Yes, hadrons decay would be abnormal under most circumstances, but by many theories the internal components of stars are incredibly high in hadron count, making this potentially a far greater possibility. Especially with that much fusion going on, the rampant creation of hadrons at high temperatures would allow for more abundant lepton/anti-lepton creation. This would allow for the star to actually shine as opposed to simply exploding, and if I'm not reading incorrectly, this is the mechanism by which the researches propose the star remains stable for that relatively short period of time.
kraisar
not rated yet Apr 03, 2010
I'm not disputing that hadrons can decay into leptons. But one needs to distinguish between baryons and mesons. Even with high numbers of baryons at low temperatures (low being compared to the electroweak scale) baryon to lepton processes are either forbidden or highly suppressed (B and L number are conserved..meaning it doesn't appear at tree level or even perhaps one-loop levels). In fusion there generally is not really an abundance of mesons produced. I will grant that eventually you may get some but this is still just a weak interaction. Electroweak interactions happen at much higher temperatures and can allow baryon -> lepton channels by the actual conversion of quarks into leptons by the electroweak force (which is what their paper talks about). After this then you have lepton-antilepton annihilation and even pressure from neutrinos as they say the densities are very very high at this point. B and L are not constant but B-L is still conserved in the scope of the theories.
Skeptic_Heretic
5 / 5 (1) Apr 04, 2010
Ok, so neutrons are baryons, they're being created in massive amount by these processes, in the meantime there are leptons being freed from their electromagnetic prisions due to fusion.

Is that more clear? The continual bleeding of electrons from their orbits around prior neutrons would also be the source for expulsion, and my original point.
rjhuntington
1 / 5 (2) Apr 04, 2010
If stars are powered by nuclear fusion in their cores, why is the Sun's corona hotter than its photosphere? Wouldn't temperature decrease with distance from the core?
Skeptic_Heretic
5 / 5 (1) Apr 04, 2010
If stars are powered by nuclear fusion in their cores, why is the Sun's corona hotter than its photosphere? Wouldn't temperature decrease with distance from the core?

Greater density allows for more efficient conduction and convection. Or at least that's the mechanic I've been lead to believe.
seneca
1 / 5 (1) Apr 04, 2010
I presume, it's rather something like neutrino star. Neutrinos are most lightweight particles of matter, so they could form stars, too.. And they can interact via electroweak interaction only..
kraisar
not rated yet Apr 04, 2010
Ok, so neutrons are baryons, they're being created in massive amount by these processes, in the meantime there are leptons being freed from their electromagnetic prisions due to fusion...

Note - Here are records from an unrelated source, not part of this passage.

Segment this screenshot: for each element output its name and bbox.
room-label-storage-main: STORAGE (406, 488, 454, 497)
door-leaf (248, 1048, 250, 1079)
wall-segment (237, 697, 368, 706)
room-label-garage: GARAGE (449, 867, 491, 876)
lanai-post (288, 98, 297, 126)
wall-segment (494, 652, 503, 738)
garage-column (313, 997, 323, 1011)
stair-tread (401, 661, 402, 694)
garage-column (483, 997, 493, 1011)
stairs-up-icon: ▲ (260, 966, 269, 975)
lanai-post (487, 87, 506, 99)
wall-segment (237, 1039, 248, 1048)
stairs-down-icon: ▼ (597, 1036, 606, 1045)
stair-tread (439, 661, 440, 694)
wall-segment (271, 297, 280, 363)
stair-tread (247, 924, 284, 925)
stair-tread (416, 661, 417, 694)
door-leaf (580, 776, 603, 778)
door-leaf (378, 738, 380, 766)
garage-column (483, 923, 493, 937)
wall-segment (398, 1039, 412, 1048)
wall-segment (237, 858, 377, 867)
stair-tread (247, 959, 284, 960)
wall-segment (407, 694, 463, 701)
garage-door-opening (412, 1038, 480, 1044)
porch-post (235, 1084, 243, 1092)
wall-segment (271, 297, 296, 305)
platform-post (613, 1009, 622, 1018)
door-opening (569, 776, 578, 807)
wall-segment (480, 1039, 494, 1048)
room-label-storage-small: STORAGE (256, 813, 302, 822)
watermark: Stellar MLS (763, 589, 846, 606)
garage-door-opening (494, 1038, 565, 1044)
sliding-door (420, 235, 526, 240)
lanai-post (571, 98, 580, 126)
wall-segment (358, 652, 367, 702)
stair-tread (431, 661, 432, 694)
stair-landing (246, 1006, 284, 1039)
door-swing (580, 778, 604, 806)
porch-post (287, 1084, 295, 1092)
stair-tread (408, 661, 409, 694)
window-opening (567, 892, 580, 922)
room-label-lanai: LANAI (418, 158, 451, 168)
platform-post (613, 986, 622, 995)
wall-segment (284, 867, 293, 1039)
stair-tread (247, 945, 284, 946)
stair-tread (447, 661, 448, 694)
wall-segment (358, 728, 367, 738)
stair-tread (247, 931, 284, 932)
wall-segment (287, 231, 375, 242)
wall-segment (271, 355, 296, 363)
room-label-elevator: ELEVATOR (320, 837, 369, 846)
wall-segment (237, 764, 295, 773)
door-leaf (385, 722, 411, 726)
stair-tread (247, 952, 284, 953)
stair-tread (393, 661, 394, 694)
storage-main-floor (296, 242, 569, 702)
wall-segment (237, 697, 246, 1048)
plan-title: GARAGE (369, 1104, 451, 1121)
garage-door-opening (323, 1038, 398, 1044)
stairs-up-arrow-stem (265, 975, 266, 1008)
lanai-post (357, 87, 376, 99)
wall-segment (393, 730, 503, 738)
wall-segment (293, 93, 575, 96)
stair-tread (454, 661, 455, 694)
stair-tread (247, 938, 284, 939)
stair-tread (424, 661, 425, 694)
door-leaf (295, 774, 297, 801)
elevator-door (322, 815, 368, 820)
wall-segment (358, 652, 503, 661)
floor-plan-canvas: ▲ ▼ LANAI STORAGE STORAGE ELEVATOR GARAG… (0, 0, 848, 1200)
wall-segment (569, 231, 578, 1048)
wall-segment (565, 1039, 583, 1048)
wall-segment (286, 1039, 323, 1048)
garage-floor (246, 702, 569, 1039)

What do you mean? Yes neutrons are baryons but they don't contain electrons or anything like that. The neutrons in a star will probably become bound into nuclei but even if you get a free neutron decaying or spontaneous fission the process is still weak force interactions in which a quark changes into another type of quark by a W boson which then decays into a lepton/neutrino type product. B and L are conserved. They are talking about a much higher energy process (still theoretical) in which some quarks interact with an electroweak boson and changes into some leptons. (specifically they mention a configuration of 9 quarks transforming into 3 anti-neutrinos). It is the much increased interaction cross-section that causes pressure.